У самого въезда, возле колодца с обрушенным срубом, нам открылось первое тело. Вернее — то, что от него осталось: маленький, детский скелетированный остов, наполовину скрытый взрыхлённой чёрной землёй. Плоть на костях была растерзана и обглодана, вероятно, падальщиками. Но самое чудовищное, что заставило многих отвернуться, — в пустых глазницах, словно изуверская, кощунственная насмешка, торчали два острых, заточенных древесных колышка.
— В-вон… вон там, — сдавленно сказала Лакья, указывая дрожащей рукой. — На площади раньше стояли торговые ряды… ярмарка…
— Успокойся, Лакья, не надо смотреть, — попытался смягчить ситуацию Арно, сам бледный как полотно, с подступившей к горлу тошнотой.
— А что там теперь?! Что за чёрная груда навалена на той площади?! — её голос сорвался на пронзительный, истеричный крик. Она попыталась рвануться вперёд, но я схватила её за плечо.

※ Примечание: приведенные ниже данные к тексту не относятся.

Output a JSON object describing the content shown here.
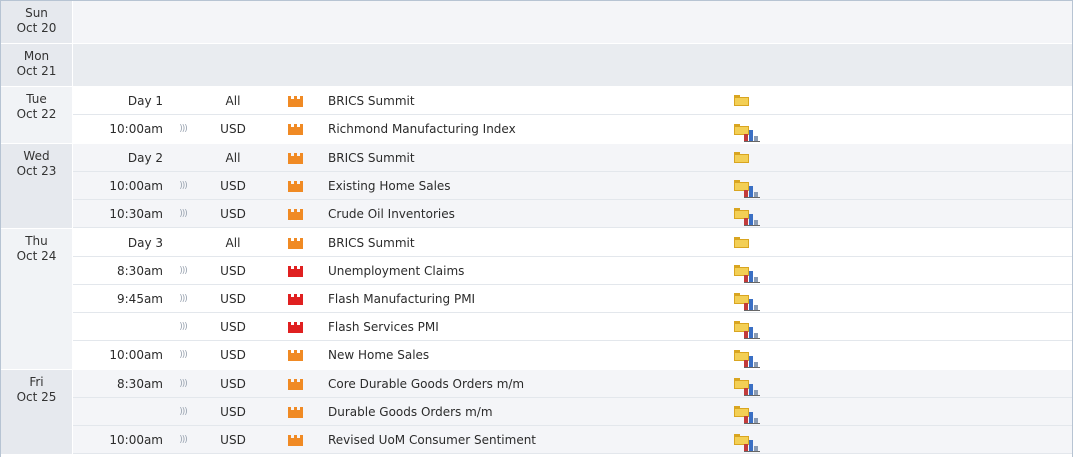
{
  "days": [
    {
      "day": "Sun",
      "date": "Oct 20",
      "events": []
    },
    {
      "day": "Mon",
      "date": "Oct 21",
      "events": []
    },
    {
      "day": "Tue",
      "date": "Oct 22",
      "events": [
        {
          "time": "Day 1",
          "signal": "",
          "currency": "All",
          "impact": "medium",
          "event": "BRICS Summit",
          "chart": false
        },
        {
          "time": "10:00am",
          "signal": ")))",
          "currency": "USD",
          "impact": "medium",
          "event": "Richmond Manufacturing Index",
          "chart": true
        }
      ]
    },
    {
      "day": "Wed",
      "date": "Oct 23",
      "events": [
        {
          "time": "Day 2",
          "signal": "",
          "currency": "All",
          "impact": "medium",
          "event": "BRICS Summit",
          "chart": false
        },
        {
          "time": "10:00am",
          "signal": ")))",
          "currency": "USD",
          "impact": "medium",
          "event": "Existing Home Sales",
          "chart": true
        },
        {
          "time": "10:30am",
          "signal": ")))",
          "currency": "USD",
          "impact": "medium",
          "event": "Crude Oil Inventories",
          "chart": true
        }
      ]
    },
    {
      "day": "Thu",
      "date": "Oct 24",
      "events": [
        {
          "time": "Day 3",
          "signal": "",
          "currency": "All",
          "impact": "medium",
          "event": "BRICS Summit",
          "chart": false
        },
        {
          "time": "8:30am",
          "signal": ")))",
          "currency": "USD",
          "impact": "high",
          "event": "Unemployment Claims",
          "chart": true
        },
        {
          "time": "9:45am",
          "signal": ")))",
          "currency": "USD",
          "impact": "high",
          "event": "Flash Manufacturing PMI",
          "chart": true
        },
        {
          "time": "",
          "signal": ")))",
          "currency": "USD",
          "impact": "high",
          "event": "Flash Services PMI",
          "chart": true
        },
        {
          "time": "10:00am",
          "signal": ")))",
          "currency": "USD",
          "impact": "medium",
          "event": "New Home Sales",
          "chart": true
        }
      ]
    },
    {
      "day": "Fri",
      "date": "Oct 25",
      "events": [
        {
          "time": "8:30am",
          "signal": ")))",
          "currency": "USD",
          "impact": "medium",
          "event": "Core Durable Goods Orders m/m",
          "chart": true
        },
        {
          "time": "",
          "signal": ")))",
          "currency": "USD",
          "impact": "medium",
          "event": "Durable Goods Orders m/m",
          "chart": true
        },
        {
          "time": "10:00am",
          "signal": ")))",
          "currency": "USD",
          "impact": "medium",
          "event": "Revised UoM Consumer Sentiment",
          "chart": true
        }
      ]
    }
  ],
  "colors": {
    "impact_medium": "#f08a24",
    "impact_high": "#e02020",
    "folder": "#f3cf55",
    "row_shade": "#f0f2f5",
    "date_cell": "#e6e9ee"
  },
  "icons": {
    "impact": "impact-folder-icon",
    "detail": "detail-folder-icon",
    "chart": "bar-chart-icon"
  }
}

— Не ходи туда. Не смотри. Глубоко вдохни. Медленно. Сейчас, — командовала я, заставляя её встретиться со мной взглядом. В её глазах бушевали паника и непереносимая боль.
— Почему здесь такая тишина?! — выкрикнула она уже без сил; в этом вопросе звучало отчаяние ребёнка, столкнувшегося с немыслимым.

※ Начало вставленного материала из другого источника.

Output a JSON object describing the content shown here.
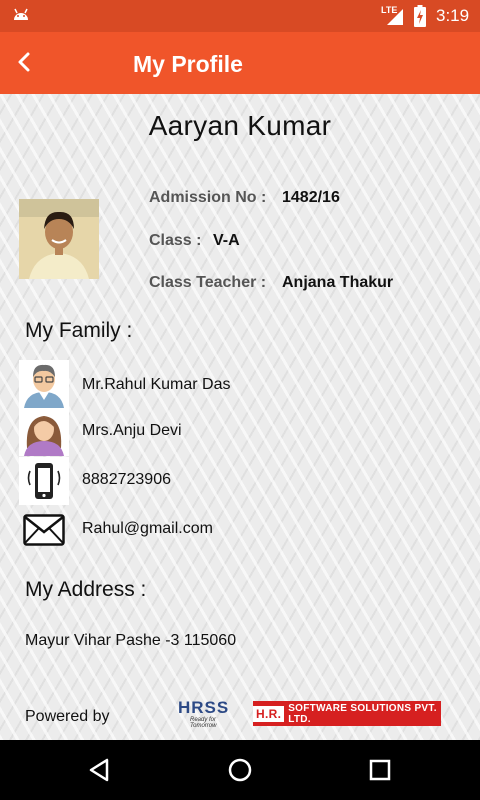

Но избежать взгляда было невозможно. Следы расправ, учинённых солдатами Федерации, были настолько чудовищны, что разум отказывался воспринимать их целиком, выхватывая лишь отдельные фрагменты кошмара. Повсюду, куда ни падал взгляд, виднелись признаки не просто убийств, а изощрённых пыток и надругательств: женщины, старики, дети — все были безжалостно убиты, изувечены, осквернены. Лакья не выдержала этого зрелища. Её ноги подкосились.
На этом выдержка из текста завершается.